Bar News - August 23, 2013
NEW LAWS: what you need to know: Senate Bill 138 Creates Liabilities for Fiduciaries
By: Tina Annis and Jeffrey Zellers
Intended to help nursing homes collect, this controversial law opens tranferees and fiduciaries to three new causes of action
A new law that went into effect July 2 without the governor’s signature creates liability for fiduciaries and transferees and gives assisted living and nursing home facilities new ways to collect fees from residents.
Senate Bill 138 amends RSA 151-E to provide nursing homes and other residential care facilities with three new private causes of action.
Attorneys should study the law carefully, as it may impact advice to clients who make (or receive) gifts, or who serve as fiduciaries. The term “fiduciary” is defined to include an agent under a power of attorney, legal guardian, trustee, or representative payee (manager of another’s social security benefits).
The issues arise when an individual requires long-term medical care, the cost of which is significant (individuals might pay $5,000-$10,000 per month in New Hampshire). A nursing home resident can quickly deplete his or her personal funds, and the only governmental program that pays for long-term care expenses is Medicaid.
Medicaid carries with it strict eligibility rules and a complex application process administered by the NH Department of Health and Human Services (DHHS). To be eligible for Medicaid benefits, an applicant must demonstrate that his or her total assets do not exceed $2,500. Once deemed eligible, all of the applicant’s income (excepting a $65 monthly allowance) must be paid to the nursing home.
As part of the application process, the nursing home resident must provide five years worth of financial information. If DHHS determines that the applicant made any gifts (transfers for less than fair market value) during this five-year “look-back,” then a penalty period is imposed. During the penalty period, the resident will be ineligible for Medicaid benefits.
Nursing homes face difficulty in getting paid for their services while a Medicaid application is pending, because it can take many months to complete.
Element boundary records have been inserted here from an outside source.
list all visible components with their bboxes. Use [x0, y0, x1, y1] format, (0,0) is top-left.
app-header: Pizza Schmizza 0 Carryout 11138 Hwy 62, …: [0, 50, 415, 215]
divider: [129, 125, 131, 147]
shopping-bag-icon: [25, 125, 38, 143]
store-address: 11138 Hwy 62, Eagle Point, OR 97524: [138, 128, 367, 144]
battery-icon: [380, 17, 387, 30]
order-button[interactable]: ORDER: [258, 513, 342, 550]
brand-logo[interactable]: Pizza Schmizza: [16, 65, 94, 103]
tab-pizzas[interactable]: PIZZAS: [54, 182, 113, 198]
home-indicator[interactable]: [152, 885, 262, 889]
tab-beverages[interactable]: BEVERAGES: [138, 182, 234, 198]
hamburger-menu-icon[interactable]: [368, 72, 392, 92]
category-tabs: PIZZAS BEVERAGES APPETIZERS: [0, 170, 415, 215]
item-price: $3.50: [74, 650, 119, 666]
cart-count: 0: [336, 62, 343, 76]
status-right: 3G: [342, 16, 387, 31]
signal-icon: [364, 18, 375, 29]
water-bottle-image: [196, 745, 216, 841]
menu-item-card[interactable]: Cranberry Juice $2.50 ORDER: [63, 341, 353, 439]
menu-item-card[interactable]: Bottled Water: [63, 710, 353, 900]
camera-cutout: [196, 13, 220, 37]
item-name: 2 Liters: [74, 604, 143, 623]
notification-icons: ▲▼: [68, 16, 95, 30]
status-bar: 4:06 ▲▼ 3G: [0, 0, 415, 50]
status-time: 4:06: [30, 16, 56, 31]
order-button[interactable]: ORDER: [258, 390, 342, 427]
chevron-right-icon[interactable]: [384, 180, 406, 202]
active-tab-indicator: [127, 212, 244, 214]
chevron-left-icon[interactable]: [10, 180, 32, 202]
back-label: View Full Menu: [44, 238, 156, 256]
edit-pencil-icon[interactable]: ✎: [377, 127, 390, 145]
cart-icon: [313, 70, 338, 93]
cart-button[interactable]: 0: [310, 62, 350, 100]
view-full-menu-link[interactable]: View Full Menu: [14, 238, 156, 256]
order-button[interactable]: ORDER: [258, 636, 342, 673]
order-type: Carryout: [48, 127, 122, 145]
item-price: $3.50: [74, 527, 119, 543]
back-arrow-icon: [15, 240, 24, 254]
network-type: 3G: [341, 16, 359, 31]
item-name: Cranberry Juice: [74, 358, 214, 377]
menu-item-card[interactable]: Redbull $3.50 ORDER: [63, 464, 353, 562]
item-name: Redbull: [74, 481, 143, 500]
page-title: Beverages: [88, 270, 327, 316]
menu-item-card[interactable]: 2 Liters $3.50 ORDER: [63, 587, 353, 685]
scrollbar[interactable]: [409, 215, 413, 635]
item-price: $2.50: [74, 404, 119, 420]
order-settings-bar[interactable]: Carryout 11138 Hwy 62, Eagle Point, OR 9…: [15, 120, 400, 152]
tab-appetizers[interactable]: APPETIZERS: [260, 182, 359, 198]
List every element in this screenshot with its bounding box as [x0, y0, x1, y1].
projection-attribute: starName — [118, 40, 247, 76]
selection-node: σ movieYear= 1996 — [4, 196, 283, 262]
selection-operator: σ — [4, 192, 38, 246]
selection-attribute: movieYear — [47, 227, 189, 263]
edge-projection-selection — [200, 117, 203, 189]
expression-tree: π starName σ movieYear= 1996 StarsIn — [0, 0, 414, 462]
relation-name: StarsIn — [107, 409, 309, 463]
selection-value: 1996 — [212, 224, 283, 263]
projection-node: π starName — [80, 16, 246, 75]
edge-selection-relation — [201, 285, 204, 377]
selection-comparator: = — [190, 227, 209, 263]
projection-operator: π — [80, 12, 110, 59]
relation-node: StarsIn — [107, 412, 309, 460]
If an applicant made a prior gift, the nursing home may not get paid during the applicable penalty period, because the resident will have already spent down his or her assets to the $2,500 limit.
Nursing home residents are typically elderly and frail, and rely on others (usually family members) to assist them with their finances and the Medicaid application.
Family members (as fiduciaries or gift recipients) must now be concerned about personal liability in three situations:
1. Where a gift by an applicant results in a “penalty period” during which the applicant is ineligible for Medicaid benefits, the recipient of that gift will be liable to the nursing home to pay any costs of care, up to the amount of the gift.
2. A fiduciary who has the “authority and duty” to file a Medicaid application on behalf of a resident will be liable to the nursing home if the fiduciary is negligent in “failing to promptly and fully complete and pursue” the Medicaid application.
3. A fiduciary or other person with authority over the income of a resident (which may include a joint owner of a bank account), will be liable to the nursing home for refusing to pay the resident’s income to the nursing home.
The New Hampshire chapter of the National Academy of Elder Law Attorneys (NAELA) testified against this legislation, expressing concern that the law may deprive individuals of procedural due process.
Current Medicaid rules presume that gifts made during the five-year look-back period were made for the purpose of improperly qualifying the resident for Medicaid benefits. That presumption is difficult and costly to rebut through an appeal process. Recipients of gifts (who would face personal liability under this new statute) might include “innocent” individuals who had no inkling that their benefactor would need nursing home care in the future.
There is also concern that fewer family members will be willing to serve as fiduciaries for elderly relatives, because of potential personal liability. If family members become unwilling to serve in these roles, there will be increased stress for the frail and elderly, and a heavier burden on governmental agencies to provide assistance.
Despite the potential benefit of being able to collect fees in according with this law, long-term care facilities may find themselves plagued with new issues, if family members decline to assist their elderly relatives.
Attorneys drafting powers of attorney and trust documents should consider including language to address these issues. A statement that the fiduciary has the authority, but not the duty, to file a Medicaid application might offer some protection.
Gov. Maggie Hassan issued a statement indicating that this law should be amended to “include clearer definitions, clarify what happens if the state or another payer source has covered costs of care, and explain precisely the period of time and method of calculating the potential liability.”
Changes to the law may be forthcoming, but until then, families of Medicaid applicants (and their counsel), should be aware of the potential liability created by this statute.